The results are very promising and provide further support for the potential of remetinostat as a treatment for a number of skin-associated cancers in addition to cutaneous T-cell lymphoma (CTCL). Medivir renegotiated in August a multi-party agreement with the originators of remetinostat and TetraLogic Pharmaceuticals Corporation and The Leukemia & Lymphoma Society regarding the financial obligations for remetinostat in order to create better conditions for business development.

Medivir’s birinapant project, for the treatment of solid tumors, was outlicensed to the American company IGM Biosciences at the beginning of the year. IGM has the global and exclusive rights to develop birinapant. According to IGM’s Q2 report, they plan to initiate clinical trials with birinapant in combination with their proprietary antibody IGM-8444 during 2021.

At Medivir’s AGM on May 5, former CEO Yilmaz Mahshid was elected new board member and Uli Hacksell was elected chairman of the board.
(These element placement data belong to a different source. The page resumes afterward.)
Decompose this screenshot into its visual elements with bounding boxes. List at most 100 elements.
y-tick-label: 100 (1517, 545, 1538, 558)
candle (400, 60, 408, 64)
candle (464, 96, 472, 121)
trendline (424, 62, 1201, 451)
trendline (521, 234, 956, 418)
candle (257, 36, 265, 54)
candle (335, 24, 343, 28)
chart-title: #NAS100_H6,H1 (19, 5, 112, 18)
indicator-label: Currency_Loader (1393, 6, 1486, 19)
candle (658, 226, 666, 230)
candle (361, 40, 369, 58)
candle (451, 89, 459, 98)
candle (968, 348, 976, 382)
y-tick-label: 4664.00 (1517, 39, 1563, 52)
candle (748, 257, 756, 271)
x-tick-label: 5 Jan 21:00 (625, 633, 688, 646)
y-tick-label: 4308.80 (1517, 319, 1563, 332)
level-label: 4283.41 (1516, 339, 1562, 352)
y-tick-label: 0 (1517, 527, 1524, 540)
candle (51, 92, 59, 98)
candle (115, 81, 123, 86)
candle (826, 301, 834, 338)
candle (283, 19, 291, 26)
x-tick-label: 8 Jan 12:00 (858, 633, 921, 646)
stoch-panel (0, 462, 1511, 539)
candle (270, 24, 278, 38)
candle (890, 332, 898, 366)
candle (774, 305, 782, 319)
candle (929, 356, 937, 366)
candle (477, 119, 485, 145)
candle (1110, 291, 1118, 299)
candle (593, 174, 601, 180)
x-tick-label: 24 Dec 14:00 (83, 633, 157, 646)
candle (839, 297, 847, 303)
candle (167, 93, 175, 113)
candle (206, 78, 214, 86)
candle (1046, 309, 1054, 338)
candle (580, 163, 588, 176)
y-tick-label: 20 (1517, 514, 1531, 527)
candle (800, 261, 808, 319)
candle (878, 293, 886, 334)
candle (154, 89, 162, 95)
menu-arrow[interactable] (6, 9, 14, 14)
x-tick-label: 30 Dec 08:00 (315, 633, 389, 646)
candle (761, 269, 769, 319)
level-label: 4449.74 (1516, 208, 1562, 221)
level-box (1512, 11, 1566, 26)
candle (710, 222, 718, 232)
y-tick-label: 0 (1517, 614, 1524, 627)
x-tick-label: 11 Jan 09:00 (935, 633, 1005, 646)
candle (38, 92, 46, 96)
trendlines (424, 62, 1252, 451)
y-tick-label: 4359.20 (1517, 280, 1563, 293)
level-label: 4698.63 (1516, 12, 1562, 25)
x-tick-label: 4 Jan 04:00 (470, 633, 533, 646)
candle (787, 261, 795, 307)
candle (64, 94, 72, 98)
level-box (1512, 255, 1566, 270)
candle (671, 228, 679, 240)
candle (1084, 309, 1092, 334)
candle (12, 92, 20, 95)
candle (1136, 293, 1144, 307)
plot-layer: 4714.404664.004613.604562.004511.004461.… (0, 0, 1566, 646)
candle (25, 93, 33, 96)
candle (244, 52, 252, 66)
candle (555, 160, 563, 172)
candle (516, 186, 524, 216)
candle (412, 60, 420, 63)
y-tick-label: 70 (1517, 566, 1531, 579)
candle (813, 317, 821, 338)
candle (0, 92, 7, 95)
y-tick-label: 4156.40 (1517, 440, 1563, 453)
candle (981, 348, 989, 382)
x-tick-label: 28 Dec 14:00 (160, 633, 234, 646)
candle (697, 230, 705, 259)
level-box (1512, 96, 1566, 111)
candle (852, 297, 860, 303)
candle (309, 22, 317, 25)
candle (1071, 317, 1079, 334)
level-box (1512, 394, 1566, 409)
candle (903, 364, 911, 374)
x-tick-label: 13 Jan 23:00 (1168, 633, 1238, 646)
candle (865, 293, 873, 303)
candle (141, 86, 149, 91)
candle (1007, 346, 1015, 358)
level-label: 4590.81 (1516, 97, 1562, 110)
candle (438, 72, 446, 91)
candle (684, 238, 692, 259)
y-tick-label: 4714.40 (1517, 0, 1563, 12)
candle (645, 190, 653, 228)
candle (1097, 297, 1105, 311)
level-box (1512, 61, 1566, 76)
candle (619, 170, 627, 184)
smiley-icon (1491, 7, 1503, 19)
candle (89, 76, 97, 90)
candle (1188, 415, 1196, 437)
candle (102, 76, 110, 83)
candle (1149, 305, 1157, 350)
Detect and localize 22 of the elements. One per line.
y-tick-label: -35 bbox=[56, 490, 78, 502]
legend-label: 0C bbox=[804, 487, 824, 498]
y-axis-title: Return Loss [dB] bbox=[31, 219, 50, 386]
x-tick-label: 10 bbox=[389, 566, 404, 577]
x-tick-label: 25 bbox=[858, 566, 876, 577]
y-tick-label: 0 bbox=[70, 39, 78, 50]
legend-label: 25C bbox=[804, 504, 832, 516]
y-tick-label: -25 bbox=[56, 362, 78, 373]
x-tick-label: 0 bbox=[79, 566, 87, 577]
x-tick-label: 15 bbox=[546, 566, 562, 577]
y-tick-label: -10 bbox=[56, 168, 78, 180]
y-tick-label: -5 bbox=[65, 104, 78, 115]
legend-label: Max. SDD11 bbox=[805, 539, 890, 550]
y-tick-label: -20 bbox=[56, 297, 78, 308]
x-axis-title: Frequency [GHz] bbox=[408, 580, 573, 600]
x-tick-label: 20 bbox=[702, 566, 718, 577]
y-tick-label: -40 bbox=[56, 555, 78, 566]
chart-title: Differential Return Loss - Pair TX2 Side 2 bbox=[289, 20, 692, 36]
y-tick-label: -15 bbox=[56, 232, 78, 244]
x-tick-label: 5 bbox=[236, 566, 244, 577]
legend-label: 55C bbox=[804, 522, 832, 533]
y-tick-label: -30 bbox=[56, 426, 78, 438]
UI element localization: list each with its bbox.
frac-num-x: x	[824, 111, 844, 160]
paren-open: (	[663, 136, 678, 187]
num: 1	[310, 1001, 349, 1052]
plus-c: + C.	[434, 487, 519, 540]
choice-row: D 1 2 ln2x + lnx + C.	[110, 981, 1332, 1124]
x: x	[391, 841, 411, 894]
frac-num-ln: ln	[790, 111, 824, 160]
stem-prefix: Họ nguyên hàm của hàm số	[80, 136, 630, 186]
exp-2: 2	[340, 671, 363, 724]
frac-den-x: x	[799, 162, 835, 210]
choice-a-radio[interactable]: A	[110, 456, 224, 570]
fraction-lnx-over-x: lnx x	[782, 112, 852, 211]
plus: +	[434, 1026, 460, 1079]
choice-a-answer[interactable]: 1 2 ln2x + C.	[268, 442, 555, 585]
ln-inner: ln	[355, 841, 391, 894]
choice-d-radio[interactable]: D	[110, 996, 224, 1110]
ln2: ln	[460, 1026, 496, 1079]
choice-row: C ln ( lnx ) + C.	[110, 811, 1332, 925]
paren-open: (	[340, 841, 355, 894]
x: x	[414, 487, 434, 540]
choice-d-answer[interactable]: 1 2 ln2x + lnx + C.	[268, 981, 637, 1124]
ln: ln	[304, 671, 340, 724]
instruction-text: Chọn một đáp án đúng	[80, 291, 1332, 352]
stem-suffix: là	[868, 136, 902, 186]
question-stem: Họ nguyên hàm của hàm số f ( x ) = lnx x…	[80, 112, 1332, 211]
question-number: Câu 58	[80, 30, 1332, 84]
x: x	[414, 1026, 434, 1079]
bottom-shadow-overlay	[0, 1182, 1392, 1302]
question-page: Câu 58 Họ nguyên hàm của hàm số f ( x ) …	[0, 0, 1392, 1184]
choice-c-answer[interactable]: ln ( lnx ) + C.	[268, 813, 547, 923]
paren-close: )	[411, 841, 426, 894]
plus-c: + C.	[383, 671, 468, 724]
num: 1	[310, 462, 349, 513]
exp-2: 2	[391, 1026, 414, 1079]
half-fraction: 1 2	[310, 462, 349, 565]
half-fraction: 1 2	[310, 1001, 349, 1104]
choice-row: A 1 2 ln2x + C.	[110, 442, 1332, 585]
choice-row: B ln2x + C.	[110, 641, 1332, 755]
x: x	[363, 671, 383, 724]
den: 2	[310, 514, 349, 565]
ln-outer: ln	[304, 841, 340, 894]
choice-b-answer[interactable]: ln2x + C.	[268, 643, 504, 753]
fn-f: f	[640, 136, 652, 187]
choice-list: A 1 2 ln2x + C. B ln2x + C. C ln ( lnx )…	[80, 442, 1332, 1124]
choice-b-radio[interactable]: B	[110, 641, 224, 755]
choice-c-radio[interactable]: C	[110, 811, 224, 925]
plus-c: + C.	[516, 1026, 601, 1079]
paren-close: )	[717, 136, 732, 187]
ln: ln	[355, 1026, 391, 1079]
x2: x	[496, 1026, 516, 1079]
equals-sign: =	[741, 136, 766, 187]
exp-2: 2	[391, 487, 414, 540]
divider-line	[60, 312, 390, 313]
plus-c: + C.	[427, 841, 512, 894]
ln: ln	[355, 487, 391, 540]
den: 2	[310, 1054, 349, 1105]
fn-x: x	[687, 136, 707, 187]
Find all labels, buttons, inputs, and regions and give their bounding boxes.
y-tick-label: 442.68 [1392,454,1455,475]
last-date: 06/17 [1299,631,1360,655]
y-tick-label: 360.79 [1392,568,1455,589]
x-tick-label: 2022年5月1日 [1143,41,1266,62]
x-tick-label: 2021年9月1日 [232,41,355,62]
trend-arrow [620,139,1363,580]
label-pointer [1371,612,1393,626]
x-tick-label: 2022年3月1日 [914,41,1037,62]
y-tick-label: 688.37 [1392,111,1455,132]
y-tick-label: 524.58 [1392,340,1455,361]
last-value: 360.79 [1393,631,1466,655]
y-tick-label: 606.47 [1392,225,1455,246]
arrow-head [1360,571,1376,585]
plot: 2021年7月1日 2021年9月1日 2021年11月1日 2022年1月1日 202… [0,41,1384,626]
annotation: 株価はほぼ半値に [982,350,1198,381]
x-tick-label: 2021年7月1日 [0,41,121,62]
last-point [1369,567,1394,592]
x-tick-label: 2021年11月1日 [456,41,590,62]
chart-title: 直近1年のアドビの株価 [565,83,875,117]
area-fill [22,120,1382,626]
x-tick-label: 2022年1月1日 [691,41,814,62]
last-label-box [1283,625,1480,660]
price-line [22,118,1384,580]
This guarantee continued scientific vitality and business acumen in the Board’s work.

In July, Malene Jensen was recruited as Vice President Clinical Development and a member of the company’s management team. With extensive experience in clinical development, Malene will focus on the clinical studies with MIV-818.

I am really impressed by the determination and dedication shared by all Medivir employees. The goal is to develop an effective drug against liver cancer through MIV-818. Given that this work continues to show good results, it could make a big difference for patients and for healthcare and thus also for the company’s shareholders.